Intermediate programming with R
Controlling the plot scales
Learning Objectives
- Scales affect how data is mapped to aesthetics
- Use variants of
scale_x_*
andscale_y_*
to control axes - Use variants of
scale_color_*
to control color scheme
In the last lesson we made our first plots with ggplot2 by mapping columns of a data frame to the plot aesthetics. We can modify the transformation of the data to the plot using scales. These allow us to customize the display of the data.
Scales that affect mapping to x and y
In the last lesson we plotted the number of PDF downloads versus the 2011 citation count.
p <- ggplot(research, aes(x = pdfDownloadsCount,
y = wosCountThru2011)) +
geom_point(aes(color = journal)) +
geom_smooth()
p
This was not a very effective visualization because the majority of the points were clustered in the bottom left part of the graph. To improve it, we can log transform the axes. We do this by adding the ggplot2 functions scale_x_log10
and scale_y_log10
.
p + scale_x_log10() + scale_y_log10()
Warning: Removed 1768 rows containing non-finite values (stat_smooth).
However because of all the zeros in the data, the loess curve failed to work. Instead of log transforming using the scales, instead we can directly log transform the columns when specifying the aesthetic mappings. This allows us to add the pseudocount to avoid taking the log of zero.
p <- ggplot(research, aes(x = log10(pdfDownloadsCount + 1),
y = log10(wosCountThru2011 + 1))) +
geom_point(aes(color = journal)) +
geom_smooth()
p
This gives us the same result plus the loess curve. One big difference between the two approaches is the labeling of the axes. When we log transformed using the scale functions, the axis labels were automatically updated to reflect the transformation. We can manually update the axis labels using scale_x_continuous
. To mimic the axes of the earlier plot, we create breaks 1 and 3 which correspond to data values of 10 (101) and 1000 (103).
p <- ggplot(research, aes(x = log10(pdfDownloadsCount + 1),
y = log10(wosCountThru2011 + 1))) +
geom_point(aes(color = journal)) +
geom_smooth() +
scale_x_continuous(breaks = c(1, 3), labels = c(10, 1000))
p
And then we can do the same for the y-axis.
p <- ggplot(research, aes(x = log10(pdfDownloadsCount + 1),
y = log10(wosCountThru2011 + 1))) +
geom_point(aes(color = journal)) +
geom_smooth() +
scale_x_continuous(breaks = c(1, 3), labels = c(10, 1000)) +
scale_y_continuous(breaks = c(1, 3), labels = c(10, 1000))
p
Scales that affect mapping to color
When we mapped the column journal
to the color of the points, ggplot2 assigned its default colors. Using scale functions, we can control the colors used in the plot. These all have the form scale_color_*
. For example, we could use grayscale.
p + scale_color_grey()
Or we could manually specify each of the colors for the seven journals. The colors are assigned to the factor levels in the order they are listed in the output from levels
.
levels(research$journal)
[1] "pbio" "pcbi" "pgen" "pmed" "pntd" "pone" "ppat"
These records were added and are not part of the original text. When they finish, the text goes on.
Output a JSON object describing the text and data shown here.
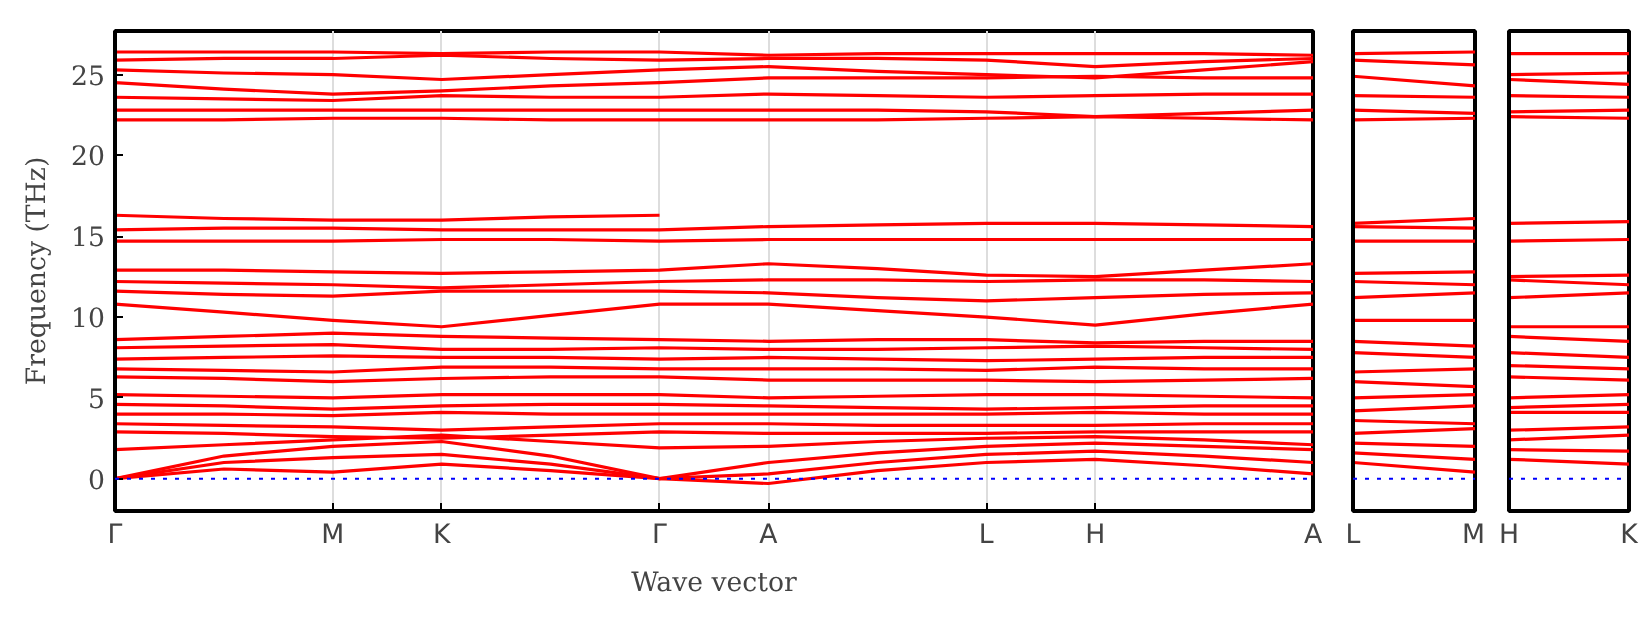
{
  "chart_data": [
    {
      "type": "line",
      "xlabel": "Wave vector",
      "ylabel": "Frequency (THz)",
      "grid": "x",
      "line_style": "solid",
      "categories": [
        "Γ",
        null,
        "M",
        "K",
        null,
        "Γ",
        "A",
        null,
        "L",
        "H",
        null,
        "A"
      ],
      "ylim": [
        -2,
        27.7
      ],
      "yticks": [
        0,
        5,
        10,
        15,
        20,
        25
      ],
      "ref_lines": [
        {
          "axis": "y",
          "value": 0,
          "color": "#0000ff",
          "line_style": "dotted"
        }
      ],
      "series": [
        {
          "color": "#ff0000",
          "values": [
            0,
            0.6,
            0.4,
            0.9,
            0.5,
            0,
            -0.3,
            0.5,
            1.0,
            1.2,
            0.8,
            0.3
          ]
        },
        {
          "color": "#ff0000",
          "values": [
            0,
            1.0,
            1.3,
            1.5,
            0.9,
            0,
            0.3,
            1.0,
            1.5,
            1.7,
            1.4,
            1.0
          ]
        },
        {
          "color": "#ff0000",
          "values": [
            0,
            1.4,
            2.0,
            2.3,
            1.4,
            0,
            1.0,
            1.6,
            2.0,
            2.2,
            2.0,
            1.8
          ]
        },
        {
          "color": "#ff0000",
          "values": [
            1.8,
            2.1,
            2.4,
            2.7,
            2.3,
            1.9,
            2.0,
            2.3,
            2.5,
            2.6,
            2.4,
            2.1
          ]
        },
        {
          "color": "#ff0000",
          "values": [
            2.9,
            2.8,
            2.6,
            2.5,
            2.7,
            2.9,
            2.8,
            2.8,
            2.8,
            2.9,
            2.9,
            2.9
          ]
        },
        {
          "color": "#ff0000",
          "values": [
            3.4,
            3.3,
            3.2,
            3.0,
            3.2,
            3.4,
            3.4,
            3.3,
            3.3,
            3.3,
            3.4,
            3.4
          ]
        },
        {
          "color": "#ff0000",
          "values": [
            4.0,
            4.0,
            3.9,
            4.1,
            4.0,
            4.0,
            4.0,
            4.0,
            4.0,
            4.1,
            4.0,
            4.0
          ]
        },
        {
          "color": "#ff0000",
          "values": [
            4.6,
            4.5,
            4.3,
            4.5,
            4.6,
            4.6,
            4.5,
            4.4,
            4.3,
            4.4,
            4.5,
            4.5
          ]
        },
        {
          "color": "#ff0000",
          "values": [
            5.2,
            5.1,
            5.0,
            5.2,
            5.2,
            5.2,
            5.0,
            5.1,
            5.2,
            5.2,
            5.1,
            5.0
          ]
        },
        {
          "color": "#ff0000",
          "values": [
            6.3,
            6.2,
            6.0,
            6.2,
            6.3,
            6.3,
            6.1,
            6.1,
            6.1,
            6.0,
            6.1,
            6.2
          ]
        },
        {
          "color": "#ff0000",
          "values": [
            6.8,
            6.7,
            6.6,
            6.9,
            6.9,
            6.8,
            6.8,
            6.8,
            6.7,
            6.9,
            6.8,
            6.8
          ]
        },
        {
          "color": "#ff0000",
          "values": [
            7.4,
            7.5,
            7.6,
            7.5,
            7.5,
            7.4,
            7.5,
            7.4,
            7.3,
            7.4,
            7.5,
            7.5
          ]
        },
        {
          "color": "#ff0000",
          "values": [
            8.1,
            8.2,
            8.3,
            8.0,
            8.0,
            8.1,
            8.0,
            8.0,
            8.1,
            8.2,
            8.1,
            8.0
          ]
        },
        {
          "color": "#ff0000",
          "values": [
            8.6,
            8.8,
            9.0,
            8.8,
            8.7,
            8.6,
            8.5,
            8.6,
            8.6,
            8.4,
            8.5,
            8.5
          ]
        },
        {
          "color": "#ff0000",
          "values": [
            10.8,
            10.3,
            9.8,
            9.4,
            10.1,
            10.8,
            10.8,
            10.4,
            10.0,
            9.5,
            10.2,
            10.8
          ]
        },
        {
          "color": "#ff0000",
          "values": [
            11.6,
            11.4,
            11.3,
            11.6,
            11.6,
            11.6,
            11.5,
            11.2,
            11.0,
            11.2,
            11.4,
            11.5
          ]
        },
        {
          "color": "#ff0000",
          "values": [
            12.2,
            12.1,
            12.0,
            11.8,
            12.0,
            12.2,
            12.3,
            12.3,
            12.2,
            12.3,
            12.3,
            12.2
          ]
        },
        {
          "color": "#ff0000",
          "values": [
            12.9,
            12.9,
            12.8,
            12.7,
            12.8,
            12.9,
            13.3,
            13.0,
            12.6,
            12.5,
            12.9,
            13.3
          ]
        },
        {
          "color": "#ff0000",
          "values": [
            14.7,
            14.7,
            14.7,
            14.8,
            14.8,
            14.7,
            14.8,
            14.8,
            14.8,
            14.8,
            14.8,
            14.8
          ]
        },
        {
          "color": "#ff0000",
          "values": [
            15.4,
            15.5,
            15.5,
            15.4,
            15.4,
            15.4,
            15.6,
            15.7,
            15.8,
            15.8,
            15.7,
            15.6
          ]
        },
        {
          "color": "#ff0000",
          "values": [
            16.3,
            16.1,
            16.0,
            16.0,
            16.2,
            16.3,
            null,
            null,
            null,
            null,
            null,
            null
          ]
        },
        {
          "color": "#ff0000",
          "values": [
            22.2,
            22.2,
            22.3,
            22.3,
            22.2,
            22.2,
            22.2,
            22.2,
            22.3,
            22.4,
            22.3,
            22.2
          ]
        },
        {
          "color": "#ff0000",
          "values": [
            22.8,
            22.8,
            22.8,
            22.8,
            22.8,
            22.8,
            22.8,
            22.8,
            22.7,
            22.4,
            22.6,
            22.8
          ]
        },
        {
          "color": "#ff0000",
          "values": [
            23.6,
            23.5,
            23.4,
            23.7,
            23.6,
            23.6,
            23.8,
            23.7,
            23.6,
            23.7,
            23.8,
            23.8
          ]
        },
        {
          "color": "#ff0000",
          "values": [
            24.5,
            24.1,
            23.8,
            24.0,
            24.3,
            24.5,
            24.8,
            24.8,
            24.8,
            24.9,
            24.8,
            24.8
          ]
        },
        {
          "color": "#ff0000",
          "values": [
            25.3,
            25.1,
            25.0,
            24.7,
            25.0,
            25.3,
            25.5,
            25.2,
            25.0,
            24.8,
            25.3,
            25.8
          ]
        },
        {
          "color": "#ff0000",
          "values": [
            25.9,
            26.0,
            26.0,
            26.2,
            26.0,
            25.9,
            26.0,
            26.0,
            25.9,
            25.5,
            25.8,
            26.0
          ]
        },
        {
          "color": "#ff0000",
          "values": [
            26.4,
            26.4,
            26.4,
            26.3,
            26.4,
            26.4,
            26.2,
            26.3,
            26.3,
            26.3,
            26.3,
            26.2
          ]
        }
      ]
    },
    {
      "type": "line",
      "tick_labels": "x",
      "line_style": "solid",
      "categories": [
        "L",
        "M"
      ],
      "ylim": [
        -2,
        27.7
      ],
      "ref_lines": [
        {
          "axis": "y",
          "value": 0,
          "color": "#0000ff",
          "line_style": "dotted"
        }
      ],
      "series": [
        {
          "color": "#ff0000",
          "values": [
            1.0,
            0.4
          ]
        },
        {
          "color": "#ff0000",
          "values": [
            1.6,
            1.2
          ]
        },
        {
          "color": "#ff0000",
          "values": [
            2.2,
            2.0
          ]
        },
        {
          "color": "#ff0000",
          "values": [
            2.8,
            3.1
          ]
        },
        {
          "color": "#ff0000",
          "values": [
            3.6,
            3.4
          ]
        },
        {
          "color": "#ff0000",
          "values": [
            4.2,
            4.5
          ]
        },
        {
          "color": "#ff0000",
          "values": [
            5.0,
            5.2
          ]
        },
        {
          "color": "#ff0000",
          "values": [
            6.0,
            5.7
          ]
        },
        {
          "color": "#ff0000",
          "values": [
            6.6,
            6.8
          ]
        },
        {
          "color": "#ff0000",
          "values": [
            7.8,
            7.5
          ]
        },
        {
          "color": "#ff0000",
          "values": [
            8.5,
            8.2
          ]
        },
        {
          "color": "#ff0000",
          "values": [
            9.8,
            9.8
          ]
        },
        {
          "color": "#ff0000",
          "values": [
            11.2,
            11.5
          ]
        },
        {
          "color": "#ff0000",
          "values": [
            12.2,
            12.0
          ]
        },
        {
          "color": "#ff0000",
          "values": [
            12.7,
            12.8
          ]
        },
        {
          "color": "#ff0000",
          "values": [
            14.7,
            14.7
          ]
        },
        {
          "color": "#ff0000",
          "values": [
            15.6,
            15.5
          ]
        },
        {
          "color": "#ff0000",
          "values": [
            15.8,
            16.1
          ]
        },
        {
          "color": "#ff0000",
          "values": [
            22.2,
            22.3
          ]
        },
        {
          "color": "#ff0000",
          "values": [
            22.8,
            22.6
          ]
        },
        {
          "color": "#ff0000",
          "values": [
            23.7,
            23.6
          ]
        },
        {
          "color": "#ff0000",
          "values": [
            24.9,
            24.3
          ]
        },
        {
          "color": "#ff0000",
          "values": [
            25.9,
            25.6
          ]
        },
        {
          "color": "#ff0000",
          "values": [
            26.3,
            26.4
          ]
        }
      ]
    },
    {
      "type": "line",
      "tick_labels": "x",
      "line_style": "solid",
      "categories": [
        "H",
        "K"
      ],
      "ylim": [
        -2,
        27.7
      ],
      "ref_lines": [
        {
          "axis": "y",
          "value": 0,
          "color": "#0000ff",
          "line_style": "dotted"
        }
      ],
      "series": [
        {
          "color": "#ff0000",
          "values": [
            1.2,
            0.9
          ]
        },
        {
          "color": "#ff0000",
          "values": [
            1.8,
            1.7
          ]
        },
        {
          "color": "#ff0000",
          "values": [
            2.4,
            2.7
          ]
        },
        {
          "color": "#ff0000",
          "values": [
            3.0,
            3.2
          ]
        },
        {
          "color": "#ff0000",
          "values": [
            4.1,
            4.1
          ]
        },
        {
          "color": "#ff0000",
          "values": [
            4.4,
            4.6
          ]
        },
        {
          "color": "#ff0000",
          "values": [
            5.0,
            5.2
          ]
        },
        {
          "color": "#ff0000",
          "values": [
            6.3,
            6.1
          ]
        },
        {
          "color": "#ff0000",
          "values": [
            7.0,
            6.8
          ]
        },
        {
          "color": "#ff0000",
          "values": [
            7.8,
            7.5
          ]
        },
        {
          "color": "#ff0000",
          "values": [
            8.8,
            8.5
          ]
        },
        {
          "color": "#ff0000",
          "values": [
            9.4,
            9.4
          ]
        },
        {
          "color": "#ff0000",
          "values": [
            11.2,
            11.5
          ]
        },
        {
          "color": "#ff0000",
          "values": [
            12.3,
            12.0
          ]
        },
        {
          "color": "#ff0000",
          "values": [
            12.5,
            12.6
          ]
        },
        {
          "color": "#ff0000",
          "values": [
            14.7,
            14.8
          ]
        },
        {
          "color": "#ff0000",
          "values": [
            15.8,
            15.9
          ]
        },
        {
          "color": "#ff0000",
          "values": [
            22.4,
            22.3
          ]
        },
        {
          "color": "#ff0000",
          "values": [
            22.7,
            22.8
          ]
        },
        {
          "color": "#ff0000",
          "values": [
            23.7,
            23.6
          ]
        },
        {
          "color": "#ff0000",
          "values": [
            24.7,
            24.4
          ]
        },
        {
          "color": "#ff0000",
          "values": [
            25.0,
            25.1
          ]
        },
        {
          "color": "#ff0000",
          "values": [
            26.3,
            26.3
          ]
        }
      ]
    }
  ]
}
p + scale_color_manual(values = c("red", "yellow", "orange",
"purple", "blue", "yellow",
"pink"))
But as that example demonstrates, choosing good colors to aid visualization requires some thought. Luckily others have already created nice color palettes for visualization. ggplot2 provides easy access to the ColorBrewer color palettes developed by Cynthia A. Brewer and colleagues at Pennsylvania State University. Go to http://colorbrewer2.org to view them. Alternatively you can view them directly in R if you install the package RColorBrewer.
library("RColorBrewer")
display.brewer.all(type = "qual")
These are the options available for color coding qualitative differences. Let’s try the palette “Dark2”.
p + scale_color_brewer(palette = "Dark2")
Lastly, if we want the descriptions in the legend to be different than the shorthand we use for the raw data, we can do this via any of the scale_color_*
functions using the arguments labels
and name
. Here we’ll just change the labels to the numbers 1 through 7 and the title to “title” to illustrate the point.
p + scale_color_brewer(palette = "Dark2", labels = 1:7, name = "title")
Challenge
Modifying the scales
Update the plot to use a square root transformation instead of log10. Also color the points using the ColorBrewer palette “Accent”.